The role of taxation in lending

The crucial influence of taxation on the functioning of banks is not, however, limited to the charges on banks and the impact they have on the profitability of financial institutions. Their impact on savings and investment behaviour, and by extension on the banks’ deposit base, can hardly be overestimated. Nor, therefore, can its impact on lending.

A crucial factor in this respect is the possibility financial institutions are given of attracting capital. Because savings deposits are so important to the financing of the economy, a shift in the deposit base could negatively affect lending. The study by Professor Huyghebaert (see How sustainable is the Belgian savings volume?) examined what impact the possible scrapping of the tax exemption on interest income could have on the volume of deposits. The regulated savings account currently benefits from a specific scheme under which interest income is exempted from withholding tax of 15% for a certain amount that is indexed annually. For 2013 the exemption is EUR 1,880.

Tax exemption 

It goes without saying that the scrapping of the tax exemption will have less of an effect in a period of low interest rates than in a period of high rates. This is because low interest rates generate less income, so fewer taxes have to be paid. In such circumstances, consumers will also be less inclined to move their money around. However, a relatively high interest rate will undeniably lead to a shift to other savings schemes covered by a more attractive tax regime.

Moreover, if the economy brightens and a climate of greater economic security arises – with a rebounding stock market and lower unemployment – a large proportion of the risk aversion will disappear and some of the savings deposits will find their way to, for example, the equity market.

The combination of these factors – higher taxes, a more attractive stock market and lower unemployment – may cause the banks’ financing base to shrink and make it more difficult to finance the economy through lending.

Professor Huyghebaert estimates that in concrete terms, scrapping the tax exemption would lead to a 7.49% drop in the volume of regulated savings deposits. In figures, that would amount to almost EUR 16.3 billion. To put that into perspective, this equates to a contraction of the economy by 0.56% (measured via households’ disposable income).

That insight strengthens the financial sector in its belief that possible changes to the tax regime of the savings account must be analysed very closely before being pushed through. It must be remembered that a fiscally stable framework is crucial to ensuring the continued financing of the economy.

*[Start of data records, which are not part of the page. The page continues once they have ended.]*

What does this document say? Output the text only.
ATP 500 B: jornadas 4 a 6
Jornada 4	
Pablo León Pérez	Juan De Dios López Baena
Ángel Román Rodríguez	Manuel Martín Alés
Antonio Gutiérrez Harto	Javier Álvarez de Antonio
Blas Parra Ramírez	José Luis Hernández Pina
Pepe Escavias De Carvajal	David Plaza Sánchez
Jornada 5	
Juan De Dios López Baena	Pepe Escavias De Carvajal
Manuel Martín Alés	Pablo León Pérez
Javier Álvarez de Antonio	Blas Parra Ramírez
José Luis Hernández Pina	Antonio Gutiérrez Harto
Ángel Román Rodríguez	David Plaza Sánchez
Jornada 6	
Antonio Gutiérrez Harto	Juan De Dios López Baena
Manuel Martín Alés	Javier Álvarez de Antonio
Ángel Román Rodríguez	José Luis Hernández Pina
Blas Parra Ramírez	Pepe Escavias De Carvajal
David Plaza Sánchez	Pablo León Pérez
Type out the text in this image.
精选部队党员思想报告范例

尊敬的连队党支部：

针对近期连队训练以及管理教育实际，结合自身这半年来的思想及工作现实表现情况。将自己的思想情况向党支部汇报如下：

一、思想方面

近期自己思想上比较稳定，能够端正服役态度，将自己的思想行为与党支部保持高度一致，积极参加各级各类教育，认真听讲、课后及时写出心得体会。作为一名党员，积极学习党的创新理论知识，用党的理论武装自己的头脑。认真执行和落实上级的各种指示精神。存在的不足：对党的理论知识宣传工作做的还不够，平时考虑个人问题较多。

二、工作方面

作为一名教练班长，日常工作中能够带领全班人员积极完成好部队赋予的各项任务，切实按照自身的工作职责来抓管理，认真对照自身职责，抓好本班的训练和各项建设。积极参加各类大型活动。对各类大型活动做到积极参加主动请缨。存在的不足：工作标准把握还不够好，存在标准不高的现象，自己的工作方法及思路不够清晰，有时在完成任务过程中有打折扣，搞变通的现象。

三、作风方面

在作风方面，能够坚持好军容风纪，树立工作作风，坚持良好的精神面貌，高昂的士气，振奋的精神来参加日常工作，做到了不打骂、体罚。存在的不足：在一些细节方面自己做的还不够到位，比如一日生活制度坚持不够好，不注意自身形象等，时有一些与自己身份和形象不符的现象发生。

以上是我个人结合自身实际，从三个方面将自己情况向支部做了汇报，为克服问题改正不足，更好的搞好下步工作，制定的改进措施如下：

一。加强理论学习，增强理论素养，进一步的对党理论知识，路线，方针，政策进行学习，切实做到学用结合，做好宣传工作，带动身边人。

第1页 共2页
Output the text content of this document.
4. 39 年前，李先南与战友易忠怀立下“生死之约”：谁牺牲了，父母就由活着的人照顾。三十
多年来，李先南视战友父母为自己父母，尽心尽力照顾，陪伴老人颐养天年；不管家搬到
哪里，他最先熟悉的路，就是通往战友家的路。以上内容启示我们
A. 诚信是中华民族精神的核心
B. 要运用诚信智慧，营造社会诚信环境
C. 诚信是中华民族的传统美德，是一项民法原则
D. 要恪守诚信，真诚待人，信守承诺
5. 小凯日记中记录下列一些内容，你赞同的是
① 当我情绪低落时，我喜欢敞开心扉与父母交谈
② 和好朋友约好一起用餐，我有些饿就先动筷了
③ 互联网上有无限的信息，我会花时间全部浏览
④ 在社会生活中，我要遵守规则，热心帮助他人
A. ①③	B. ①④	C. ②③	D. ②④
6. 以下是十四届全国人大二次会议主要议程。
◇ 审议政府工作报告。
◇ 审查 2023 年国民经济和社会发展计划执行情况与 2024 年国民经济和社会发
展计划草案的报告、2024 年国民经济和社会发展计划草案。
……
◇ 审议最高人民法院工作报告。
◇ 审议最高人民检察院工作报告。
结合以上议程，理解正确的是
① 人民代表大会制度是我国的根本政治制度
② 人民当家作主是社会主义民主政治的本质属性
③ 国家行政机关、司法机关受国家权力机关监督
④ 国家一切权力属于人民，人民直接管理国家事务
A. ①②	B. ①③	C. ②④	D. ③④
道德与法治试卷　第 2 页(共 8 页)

Deposits as a stable source of finance

As already stated, the volume of deposits is crucial to letting the banks fulfil their commitment to finance the economy within the framework of the Basel III regulations. This situation is also apparent from a study by Professor Nancy Huyghebaert of KU Leuven (see How sustainable are Belgian deposits?).

Deposits provide a stable source of financing because of their comparatively low risk of a “flight response”. This is all relative, however, because not all savings are the same, explains Professor Huyghebaert’s study. Household savings, for example, are invested in the short term (e.g. in a savings account) in uncertain times. When the economy picks up, households switch to investments with a fixed term over a longer period.

The financing capacity of a bank remains a fragile web of disparate strands and anyone who pulls on one of these strands risks shaking the entire web. For this reason, policymakers should be very wary of measures that could affect the deposit base.

The volume of the less flight-sensitive savings invested by companies in the longer term remains largely constant. That explains why the Belgian banks, given their dependence on these deposits, cannot continue to increase their financing capacity unchecked: it would be imprudent to consider today’s temporary situation, where there are plenty of savings available, as permanent.

If the volume of deposits were to shrink, for instance through a combination of the scrapping of the tax exemption on savings accounts, a drop in unemployment figures and the attraction of equity markets, the financial sector would either relatively quickly find it difficult to comply with the liquidity rules, or have to scale down its credit capacity.

The assumption of the general public that financial institutions are sitting on unseen abundant sources of savings that enable them to increase their financing capacity unchecked without consequences in terms of liquidity thus appears to be wrong. Quite the reverse: a sensitivity analysis revealed that a sudden outflow of 5% of the deposit base would already put the Belgian banking sector in difficulty as regards liquidity regulations.

In that case, the financial sector would have to make up for lost financing in one of the following ways:

  • reducing the balance sheet and granting fewer loans. The sector would then not have problems meeting the liquidity requirements, but the real economy would suffer from the reduction in the financial sector’s financing capacity
  • attracting financing on the interbank market. Given the fact Basel II deters interbank financing, this could result in the LCR scores of the financial sector falling below the required threshold

The last consequence seems at least to be at odds with the regulator’s attempt to push the banks in the direction of longer-term financing.

That as well is anything but self-evident for Belgian banks. The shift to long-term financing prescribed by the regulatory authority via the Net Stable Funding Ratio is being hampered because long-term investors mainly invest in fiscally-stimulated pension savings products and life assurance policies.

All this means that the rules will make it more difficult in the near future for Belgian financial institutions to be able to provide credit over very long periods and for large amounts. In actual fact this usually involves SME loans with a term of more than 5 years, mortgages of more than 20 years and project funding, for example for hospitals, motorways or schools, with terms of more than 20 years.